Instead, Marshall and Deavel want to emphasize "events in which the participation is more communal." These kinds of events include the Poetry in Conversation series; recitation gatherings, evenings at which people who've memorized a poem or two recite them; and a Poetry Trivia: Not a Redundancy event. Open Books is also continuing its relationship with the Seattle Arts & Lectures Poetry Series and expanding cooperative ventures with literary organizations such as APRIL and the Hugo House.
|Deavel and Marshall|
Marshall said that reactions have "run the gamut. We've heard actual disappointment from people who say they dream of reading here. Others have told us they enjoyed this or that particular reading and say that they'll miss having the opportunity to hear more. We've heard from those who understand our exhaustion, thanking us for the readings that did happen. We've had a few people say they think we are making a smart decision. A fellow who has read here twice called it a move toward 'sanity.' A couple of people have assumed we're closing the store."

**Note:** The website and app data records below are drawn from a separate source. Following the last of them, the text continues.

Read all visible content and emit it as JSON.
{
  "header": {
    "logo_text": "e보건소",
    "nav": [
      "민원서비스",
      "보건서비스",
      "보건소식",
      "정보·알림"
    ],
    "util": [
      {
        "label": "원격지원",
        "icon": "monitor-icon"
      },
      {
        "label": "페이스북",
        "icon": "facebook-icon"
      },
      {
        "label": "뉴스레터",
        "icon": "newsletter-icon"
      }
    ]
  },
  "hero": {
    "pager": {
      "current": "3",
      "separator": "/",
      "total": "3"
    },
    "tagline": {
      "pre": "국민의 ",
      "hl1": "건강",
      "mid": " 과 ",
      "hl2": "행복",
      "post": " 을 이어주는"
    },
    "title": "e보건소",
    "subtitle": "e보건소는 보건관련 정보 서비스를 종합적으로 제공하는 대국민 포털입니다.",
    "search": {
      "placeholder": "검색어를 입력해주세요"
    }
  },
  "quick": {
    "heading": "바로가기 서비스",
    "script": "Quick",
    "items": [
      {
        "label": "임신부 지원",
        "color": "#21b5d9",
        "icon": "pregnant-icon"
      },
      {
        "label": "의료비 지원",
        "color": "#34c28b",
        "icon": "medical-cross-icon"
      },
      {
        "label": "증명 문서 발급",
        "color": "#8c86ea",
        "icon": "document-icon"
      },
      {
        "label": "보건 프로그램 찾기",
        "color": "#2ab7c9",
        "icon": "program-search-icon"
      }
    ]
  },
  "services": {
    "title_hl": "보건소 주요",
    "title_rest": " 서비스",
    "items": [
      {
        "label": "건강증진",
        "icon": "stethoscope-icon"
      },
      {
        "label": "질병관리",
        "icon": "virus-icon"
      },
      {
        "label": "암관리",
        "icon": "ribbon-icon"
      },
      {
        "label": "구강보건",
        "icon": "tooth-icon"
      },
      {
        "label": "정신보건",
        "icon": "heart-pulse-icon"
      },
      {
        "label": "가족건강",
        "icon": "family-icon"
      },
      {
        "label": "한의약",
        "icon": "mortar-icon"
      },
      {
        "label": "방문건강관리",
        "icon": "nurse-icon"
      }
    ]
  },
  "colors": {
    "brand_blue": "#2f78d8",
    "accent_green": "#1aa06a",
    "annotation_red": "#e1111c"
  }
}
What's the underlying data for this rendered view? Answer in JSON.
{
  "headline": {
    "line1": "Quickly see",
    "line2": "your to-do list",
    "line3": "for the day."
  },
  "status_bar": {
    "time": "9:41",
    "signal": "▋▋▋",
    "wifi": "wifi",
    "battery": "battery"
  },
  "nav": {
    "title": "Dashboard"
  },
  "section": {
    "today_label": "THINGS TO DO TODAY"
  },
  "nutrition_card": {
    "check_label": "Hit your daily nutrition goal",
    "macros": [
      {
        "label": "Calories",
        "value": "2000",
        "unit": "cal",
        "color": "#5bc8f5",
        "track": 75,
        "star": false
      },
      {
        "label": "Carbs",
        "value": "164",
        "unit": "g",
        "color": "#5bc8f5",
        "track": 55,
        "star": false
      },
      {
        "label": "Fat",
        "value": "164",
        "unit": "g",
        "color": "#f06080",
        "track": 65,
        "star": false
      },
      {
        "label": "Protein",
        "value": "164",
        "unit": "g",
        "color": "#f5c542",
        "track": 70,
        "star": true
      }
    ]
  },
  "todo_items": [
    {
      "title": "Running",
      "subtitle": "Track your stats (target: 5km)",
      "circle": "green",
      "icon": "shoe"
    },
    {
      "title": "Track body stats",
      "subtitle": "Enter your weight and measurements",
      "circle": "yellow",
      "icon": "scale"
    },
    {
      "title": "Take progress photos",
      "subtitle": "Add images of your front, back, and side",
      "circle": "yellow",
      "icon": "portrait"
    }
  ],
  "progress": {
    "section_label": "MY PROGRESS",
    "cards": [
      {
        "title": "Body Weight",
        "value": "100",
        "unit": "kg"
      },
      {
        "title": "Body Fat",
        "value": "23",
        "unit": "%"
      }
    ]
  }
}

But Marshall is delighted with the decision, saying, "I'm so happy not having to weigh requests for store readings! The second request to read here, after we'd made our decision public in conversations with customers, came from a Pulitzer Prize-winning poet who'd read for us before. That tested the resolve. But the resolve held easily, and we worked out a co-hosting arrangement for her reading with a local literary nonprofit.
"This decision has simplified our lives. And knowing the events we do host will take place at times we choose feels truly luxurious." He added, "Now our calendar feels truly like it is our own" and that the store can now focus on selling books. "Sometimes I think readings even distracted potential book buyers from seeing that bookselling is the core purpose of the store."